Segundo o artigo 225 da Constituição Federal, “todos têm direito ao meio ambiente ecologicamente equilibrado, bem de uso comum do povo e essencial à sadia qualidade de vida, impondo-se ao Poder Público e à coletividade o dever de defendê-lo para as presentes e futuras gerações”.
Assim, no atual momento de pandemia, a reclamada deve se preocupar não só com a saúde de seus funcionários, mas também com a de terceiros:
“Repito, ainda que a vida fosse disponível, a presença do autor no ambiente interno ou externo de trabalho pode gerar risco de transmissão para terceiros. O vínculo de relacionamento com os demais colegas de trabalho pretendido pode ocasionar a ifecção e, no pior dos cenários, a morte de um dos companheiros de trabalho ou de terceiros, isto considerando apenas estes, já que, incontroversamente, o reclamante não se mostra preocupado com sua própria vida, vez que assume, spont sua, o risco de retornar ao trabalho. É obrigação dos empregadores defender o meio ambiente de trabalho e geral, sendo sua responsabilidade objetiva, orientando-se pela teoria do risco integral, segundo a qual, quem exerce uma atividade da qual venha ou pretende fruir um benefício, tem que suportar os riscos dos prejuízos causados pela atividade, independentemente da culpa. Acolher a súplica do trabalhador seria, no entendimento deste julgador, elevar seu direito de gozar de uma vida com qualidade, em detrimento de prejuízos causados a saúde de seus companheiros de trabalho. Francamente, a situação ora analisada não pode ser resolvida analisando-se, apenas, autor e réu da ação, ao reverso, qualquer decisão tomada por este juízo nos presentes autos deve ter responsabilidade com terceiros que, direta ou indiretamente, sofrerão as consequências do entendimento aqui chegado.”
– Manutenção psicológica e física do reclamante:
O pedido de retorno ao trabalho presencial com o objetivo de restaurar a saúde psicológica e física do reclamante não é capaz de superar a restrição imposta a toda a coletividade, segundo o Magistrado.

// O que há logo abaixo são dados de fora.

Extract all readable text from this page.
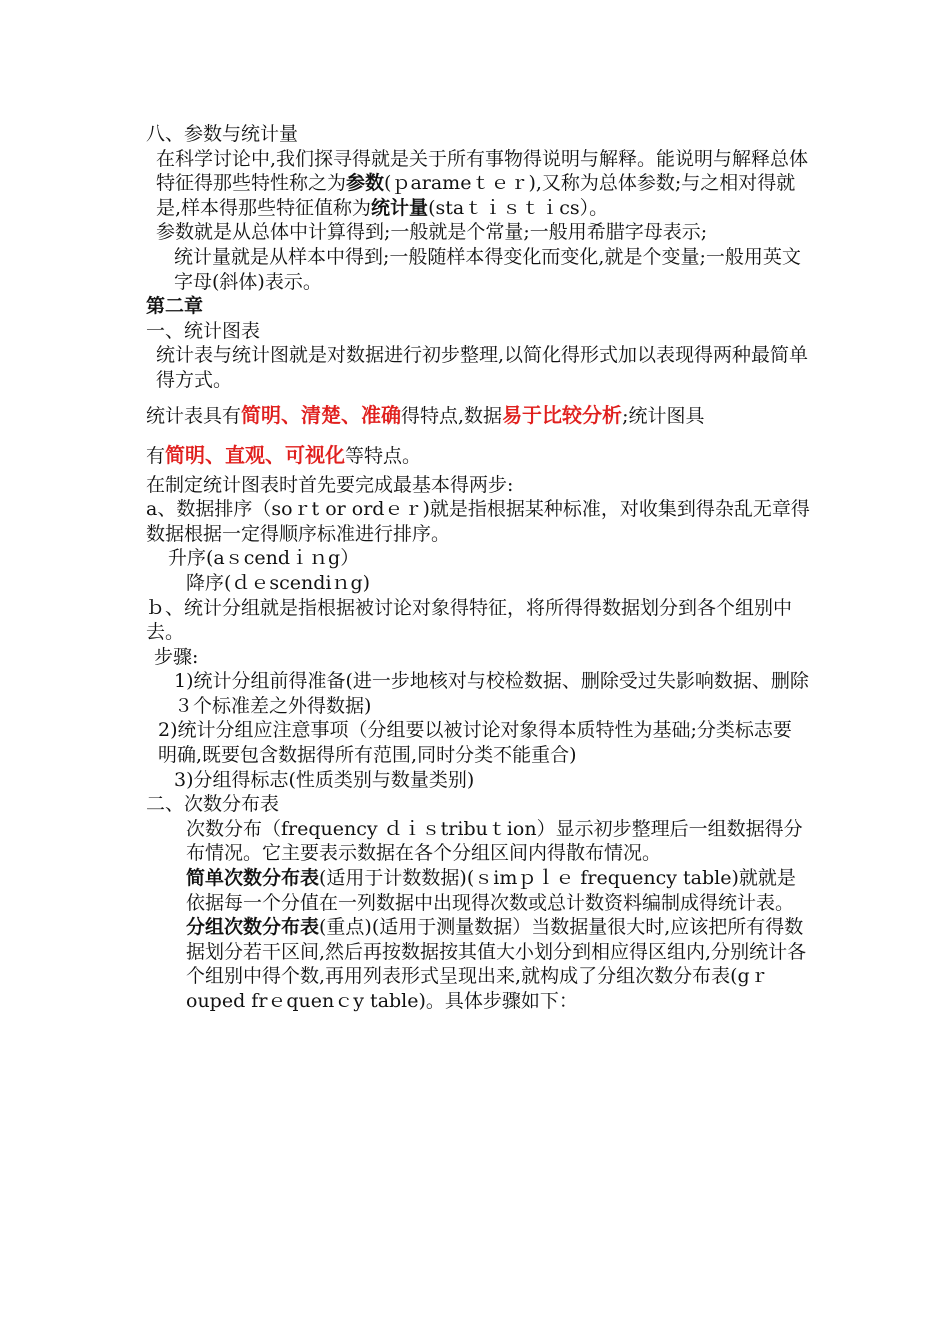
八、参数与统计量

在科学讨论中,我们探寻得就是关于所有事物得说明与解释。能说明与解释总体特征得那些特性称之为参数(ｐarameｔｅｒ),又称为总体参数;与之相对得就是,样本得那些特征值称为统计量(staｔｉｓｔｉcs）。

参数就是从总体中计算得到;一般就是个常量;一般用希腊字母表示;

统计量就是从样本中得到;一般随样本得变化而变化,就是个变量;一般用英文字母(斜体)表示。

第二章

一、统计图表

统计表与统计图就是对数据进行初步整理,以简化得形式加以表现得两种最简单得方式。

统计表具有简明、清楚、准确得特点,数据易于比较分析;统计图具

有简明、直观、可视化等特点。

在制定统计图表时首先要完成最基本得两步:

a、数据排序（soｒt or ordｅｒ)就是指根据某种标准，对收集到得杂乱无章得数据根据一定得顺序标准进行排序。

升序(aｓcendｉｎg）

降序(ｄｅscendiｎg)

ｂ、统计分组就是指根据被讨论对象得特征，将所得得数据划分到各个组别中去。

步骤:

1)统计分组前得准备(进一步地核对与校检数据、删除受过失影响数据、删除３个标准差之外得数据)

2)统计分组应注意事项（分组要以被讨论对象得本质特性为基础;分类标志要明确,既要包含数据得所有范围,同时分类不能重合)

3)分组得标志(性质类别与数量类别)

二、次数分布表

次数分布（frequency ｄｉｓtribuｔion）显示初步整理后一组数据得分布情况。它主要表示数据在各个分组区间内得散布情况。

简单次数分布表(适用于计数数据)(ｓimｐｌｅ frequency table)就就是依据每一个分值在一列数据中出现得次数或总计数资料编制成得统计表。

分组次数分布表(重点)(适用于测量数据）当数据量很大时,应该把所有得数据划分若干区间,然后再按数据按其值大小划分到相应得区组内,分别统计各个组别中得个数,再用列表形式呈现出来,就构成了分组次数分布表(gｒouped frｅquenｃy table)。具体步骤如下：
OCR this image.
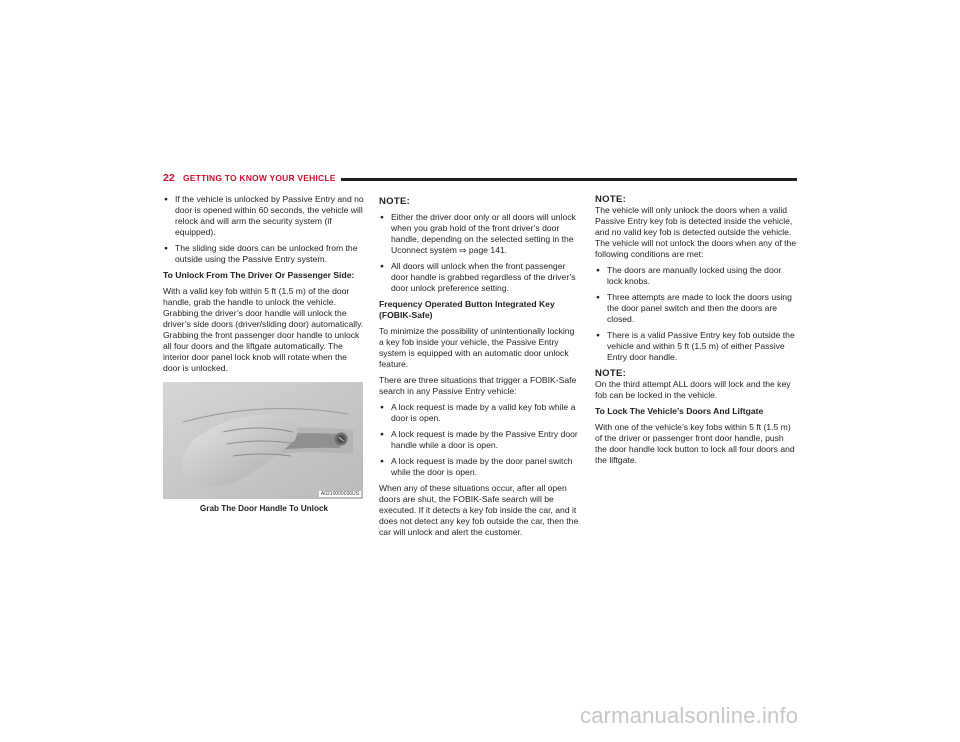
22 GETTING TO KNOW YOUR VEHICLE
● If the vehicle is unlocked by Passive Entry and no door is opened within 60 seconds, the vehicle will relock and will arm the security system (if equipped).
● The sliding side doors can be unlocked from the outside using the Passive Entry system.

To Unlock From The Driver Or Passenger Side:

With a valid key fob within 5 ft (1.5 m) of the door handle, grab the handle to unlock the vehicle. Grabbing the driver’s door handle will unlock the driver’s side doors (driver/sliding door) automatically. Grabbing the front passenger door handle to unlock all four doors and the liftgate automatically. The interior door panel lock knob will rotate when the door is unlocked.

A0210000036US
Grab The Door Handle To Unlock

NOTE:

● Either the driver door only or all doors will unlock when you grab hold of the front driver’s door handle, depending on the selected setting in the Uconnect system ⇨ page 141.
● All doors will unlock when the front passenger door handle is grabbed regardless of the driver’s door unlock preference setting.

Frequency Operated Button Integrated Key (FOBIK-Safe)

To minimize the possibility of unintentionally locking a key fob inside your vehicle, the Passive Entry system is equipped with an automatic door unlock feature.

There are three situations that trigger a FOBIK-Safe search in any Passive Entry vehicle:

● A lock request is made by a valid key fob while a door is open.
● A lock request is made by the Passive Entry door handle while a door is open.
● A lock request is made by the door panel switch while the door is open.

When any of these situations occur, after all open doors are shut, the FOBIK-Safe search will be executed. If it detects a key fob inside the car, and it does not detect any key fob outside the car, then the car will unlock and alert the customer.

NOTE:

The vehicle will only unlock the doors when a valid Passive Entry key fob is detected inside the vehicle, and no valid key fob is detected outside the vehicle. The vehicle will not unlock the doors when any of the following conditions are met:

● The doors are manually locked using the door lock knobs.
● Three attempts are made to lock the doors using the door panel switch and then the doors are closed.
● There is a valid Passive Entry key fob outside the vehicle and within 5 ft (1.5 m) of either Passive Entry door handle.

NOTE:

On the third attempt ALL doors will lock and the key fob can be locked in the vehicle.

To Lock The Vehicle’s Doors And Liftgate

With one of the vehicle’s key fobs within 5 ft (1.5 m) of the driver or passenger front door handle, push the door handle lock button to lock all four doors and the liftgate.

carmanualsonline.info
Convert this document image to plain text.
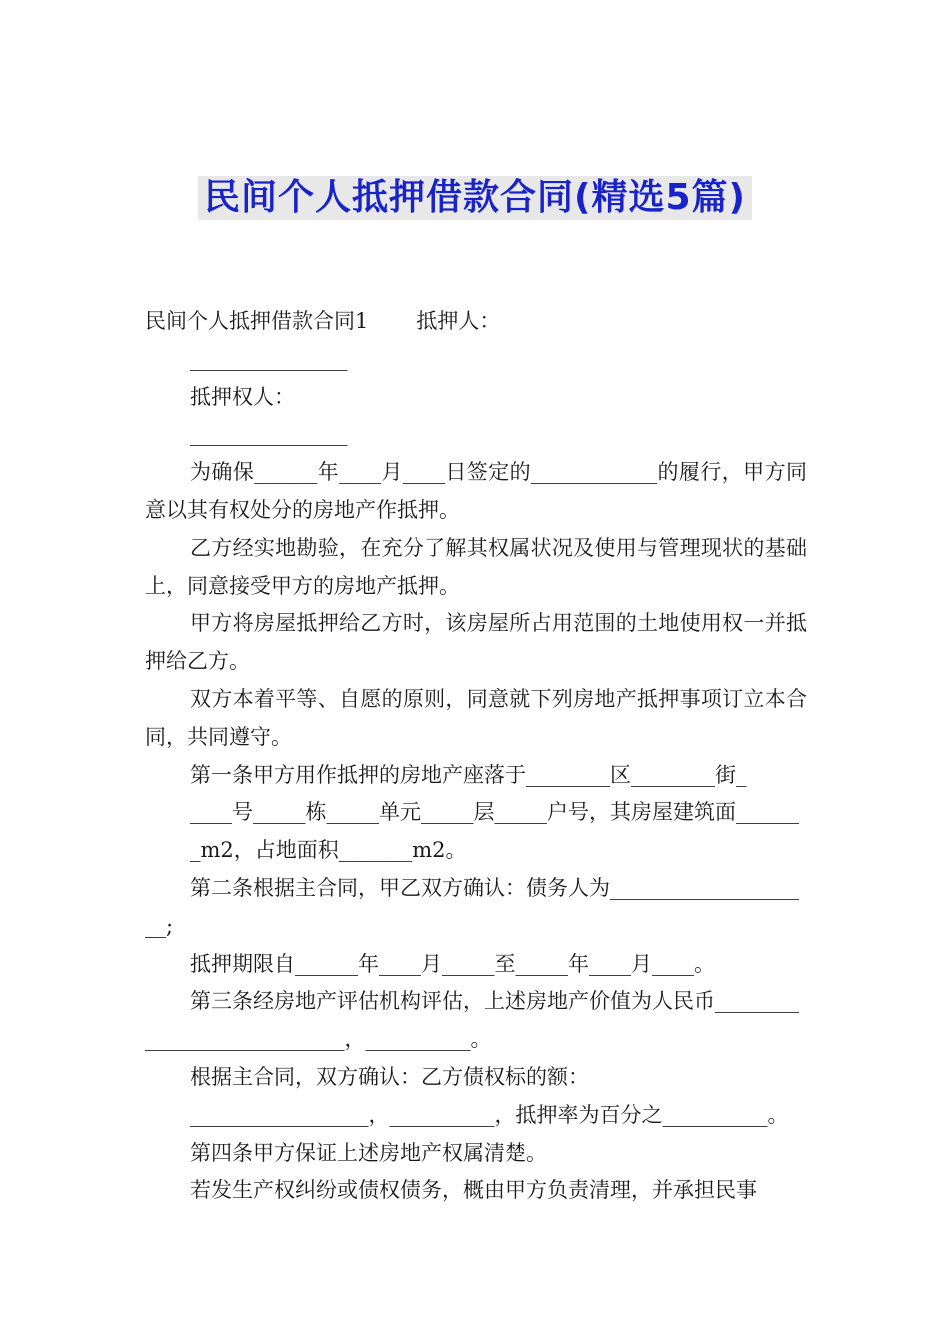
民间个人抵押借款合同(精选5篇)

民间个人抵押借款合同1 抵押人：

_______________

抵押权人：

_______________

为确保______年____月____日签定的____________的履行，甲方同意以其有权处分的房地产作抵押。

乙方经实地勘验，在充分了解其权属状况及使用与管理现状的基础上，同意接受甲方的房地产抵押。

甲方将房屋抵押给乙方时，该房屋所占用范围的土地使用权一并抵押给乙方。

双方本着平等、自愿的原则，同意就下列房地产抵押事项订立本合同，共同遵守。

第一条甲方用作抵押的房地产座落于________区________街_

____号_____栋_____单元_____层_____户号，其房屋建筑面_______m2，占地面积_______m2。

第二条根据主合同，甲乙双方确认：债务人为____________________;

抵押期限自______年____月_____至_____年____月____。

第三条经房地产评估机构评估，上述房地产价值为人民币___________________________，__________。

根据主合同，双方确认：乙方债权标的额：

_________________，__________，抵押率为百分之__________。

第四条甲方保证上述房地产权属清楚。

若发生产权纠纷或债权债务，概由甲方负责清理，并承担民事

Explanou que há outras opções para fins de sanar a moléstia adquirida pelo reclamante como, por exemplo, a prática de esportes e de demais atividades de uma vida normal, com as devidas recomendações sanitárias.
Ainda, finaliza:
“É incontestável que todos nós temos direito ao lazer, ao trabalho e a diversos outros direitos fundamentais, entretanto, quase todos os direitos fundamentais sofreram restrições, em face do direito à vida. Nada mais justo que esse dissabor da vida seja suportado pelo reclamante. Diga-se, ainda, que mesmo em se falando de direitos fundamentais, estes não são absolutos, podendo ter seu alcance mitigado em prol de terceiros.
(…)
O “novo normal” não agrada a todos, mas deve ser respeitado. A empatia de toda a sociedade será necessária para superarmos esse marco histórico.”
Dado o desfecho da ação, a Caixa Econômica Federal informou que “reitera seu estrito respeito às decisões judiciais”.